In periodi così, tornano buone altre parole, che ho scritto tempo fa, durante un’eclisse come questa. Basterebbe che mi ricordassi che anche allora ne sono uscita, e dopo ho scritto tanto, ho scritto perfino cose buone, di cui essere soddisfatta io stessa. Basterebbe avere pazienza e fiducia, e anche (forse soprattutto) trovare quel po’ di egoismo necessario per liberarmi dai problemi altrui e dedicare almeno una piccola ma seria parte del mio tempo e delle mie energie mentali alla mia passione per la scrittura. In fondo, c’è chi ha vizi peggiori.

VORREI…

sedia…scrivere qualcosa, qualsiasi cosa, naturalmente che non sia di te, che non sia di me, che non sia di noi e di quelli che sono stati come noi; di quelli invece che magari fanno un bel viaggio, incontrano i cammelli nel deserto, nuotano accanto ai delfini nei mari grandi, visitano pagode e catacombe e trovano gli odori del Tempo, oppure quelli che prendono il treno l’auto il pullman ogni mattina e fiatano i loro sogni sui vetri sporchi e aspettano di arrivare perché prima non sono ancora svegli del tutto, e quelli che vedono le forme delle nuvole e subito ci scrivono canzoni che poi tutti le cantano, e quelli che gli basta un film alla tele e vanno a letto contenti come se avessero vinto loro, e poi si addormentano subito e lo risognano e lo cambiano in meglio, quegli altri che parlano ai bambini ai malati ai vecchi e agli animali e se ne vanno con le tasche piene di piccole gioie, che mangiano un sacco di cose dolci e sono felici, che corrono in autostrada per sentire che buon rumore fa la loro auto nuova, che prendono in braccio i loro figli piccoli e li fanno volare di perfetta beatitudine, gli preparano sorprese per natale mentre dormono ma ogni tanto non resistono e gli vien voglia di socchiudere la porta per vedere se sono davvero addormentati, che non li scoprano, che ci credano ai regali, alle storie, alle giornate speciali, ai fruscii di carta argentata, al profumo di pino nelle strade, ai cristalli di neve sui vetri, prima di spegnere la luce e lasciare che li incornici la luna.
Qualsiasi cosa, vorrei scrivere.
Meglio: una cosa qualsiasi.
L’ho sempre fatto; tornerò a farlo, ecco.
È così che farò, quando lo farò.
A questo no, non rinuncio.
Vedrai.

L’imprescindibile superfluo

Un caffè forte e amaro la mattina
e la sua buona sigaretta dopo;
un goccio d’olio sui cardini alla porta
che non svegli chi dorme più di me;
che profumi al limone la cucina
brillino i piatti le caraffe i vetri;
sfornare il pane per la colazione
in tempo per chi esce e ha ancora sonno;
sole in terrazza per il mio bucato
che asciughi in fretta nell’odor di marsiglia;
cera d’api e la polvere va via
dal piano liscio della scrivania;
cadano dritte e senza false pieghe
le tende bianche dietro le persiane;
sui davanzali salvia e rosmarino
giacinti e crochi e fiori
di cactus sorprendenti;
un anno in più al mio vecchio rosaio
che ne ha visti di afidi e lumache;
il sale giusto nell’acqua che ribolle
ed il basilico sopra il pomodoro;
che torni il gatto puntuale per la cena
e non manchi la tua mail nella mia posta
la sera, se mi sento sola,
prima di andare a letto con un libro
che sappia farmi traghettar la notte.

Il secchio bucato # 10

Precisazione importante: questo testo NON è un diario, bensì pura invenzione, sebbene qua e là ispirata a piccole esperienze personali.

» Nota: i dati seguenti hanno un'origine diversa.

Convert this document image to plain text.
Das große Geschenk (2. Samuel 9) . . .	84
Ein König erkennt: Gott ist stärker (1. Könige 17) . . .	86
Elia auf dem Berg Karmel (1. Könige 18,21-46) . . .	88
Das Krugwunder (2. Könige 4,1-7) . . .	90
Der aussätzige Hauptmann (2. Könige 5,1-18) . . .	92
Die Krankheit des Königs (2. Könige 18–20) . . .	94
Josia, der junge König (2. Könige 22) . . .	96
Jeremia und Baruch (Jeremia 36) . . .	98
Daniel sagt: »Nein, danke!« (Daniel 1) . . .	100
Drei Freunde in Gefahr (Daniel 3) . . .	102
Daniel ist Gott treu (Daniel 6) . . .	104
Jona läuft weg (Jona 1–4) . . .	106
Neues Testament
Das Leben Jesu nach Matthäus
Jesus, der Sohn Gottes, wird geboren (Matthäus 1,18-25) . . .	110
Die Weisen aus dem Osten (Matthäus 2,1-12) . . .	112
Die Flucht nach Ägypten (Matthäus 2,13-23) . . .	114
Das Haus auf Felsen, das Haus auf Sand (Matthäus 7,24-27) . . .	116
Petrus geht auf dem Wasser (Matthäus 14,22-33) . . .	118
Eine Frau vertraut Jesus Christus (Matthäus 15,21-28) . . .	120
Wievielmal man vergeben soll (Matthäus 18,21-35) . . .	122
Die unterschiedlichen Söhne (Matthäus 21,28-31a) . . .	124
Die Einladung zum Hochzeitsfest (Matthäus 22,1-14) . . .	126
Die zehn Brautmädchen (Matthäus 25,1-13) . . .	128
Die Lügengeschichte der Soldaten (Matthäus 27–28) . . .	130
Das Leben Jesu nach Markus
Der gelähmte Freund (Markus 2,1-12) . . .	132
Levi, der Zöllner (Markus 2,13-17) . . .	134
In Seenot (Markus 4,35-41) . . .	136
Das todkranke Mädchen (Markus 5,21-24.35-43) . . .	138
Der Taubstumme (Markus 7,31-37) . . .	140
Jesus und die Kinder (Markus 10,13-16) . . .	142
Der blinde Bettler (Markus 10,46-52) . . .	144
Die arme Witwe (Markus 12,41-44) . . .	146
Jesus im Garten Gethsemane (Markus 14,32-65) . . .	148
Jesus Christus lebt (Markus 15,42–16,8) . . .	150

Ho scelto la forma del “diario” solo perché, quando l’ho scritto, mi ha facilitato il superamento di uno di quei molesti blocchi che capitano periodicamente a chi scrive.

Dal dentista va per le lunghe. Il paziente prima di me sta dando qualche problema, e il dottore in queste cose è molto flemmatico, si prende tutto il tempo.
Il salottino dove si aspetta è un altro di quegli ambienti incomprensibilmente sottoilluminati, a causa della porta finestra che, seppure ampia, si affaccia su un giardino troppo zeppo di vecchie piante, e della vetustà di tutto l’appartamento, che risale a quando si usavano soffitti troppo alti e lampadine troppo deboli. Mi sono portata come al solito da leggere, ma dopo un po’ metto da parte il libro e mi lascio andare a una specie di assopimento. Guardo la luce esterna illividire di quarto d’ora in quarto d’ora. Arrivano altre due persone, saluti mormorati e passo discreto, poi silenzio assorto, ciascuno sulla propria poltrona. E silenzio anche tutt’intorno, dal corridoio non arrivano rumori, i ronzii, le vibrazioni. Niente. Come se la casa fosse deserta e noi lì in attesa solo che passi del tempo. Dopo un po’, è come se fosse svanito il motivo per il quale siamo lì, noi tre sconosciuti e beneducati, a dividere un pomeriggio semibuio in quella stanza di nessuno, nella casa di nessuno; come se da qualche parte fosse stato disegnato questo mondo parallelo appositamente per intrappolarci dentro qualcuno e distorcerne la realtà; come se chi vi entra non possa più uscirne, a verificare che il mondo precedente, di luci sull’asfalto e di vento sul collo e di sensazioni materiali, esiste ancora e continua a girare secondo un noto orologio.
Tutto perché è novembre, e i pomeriggi durano un’eternità.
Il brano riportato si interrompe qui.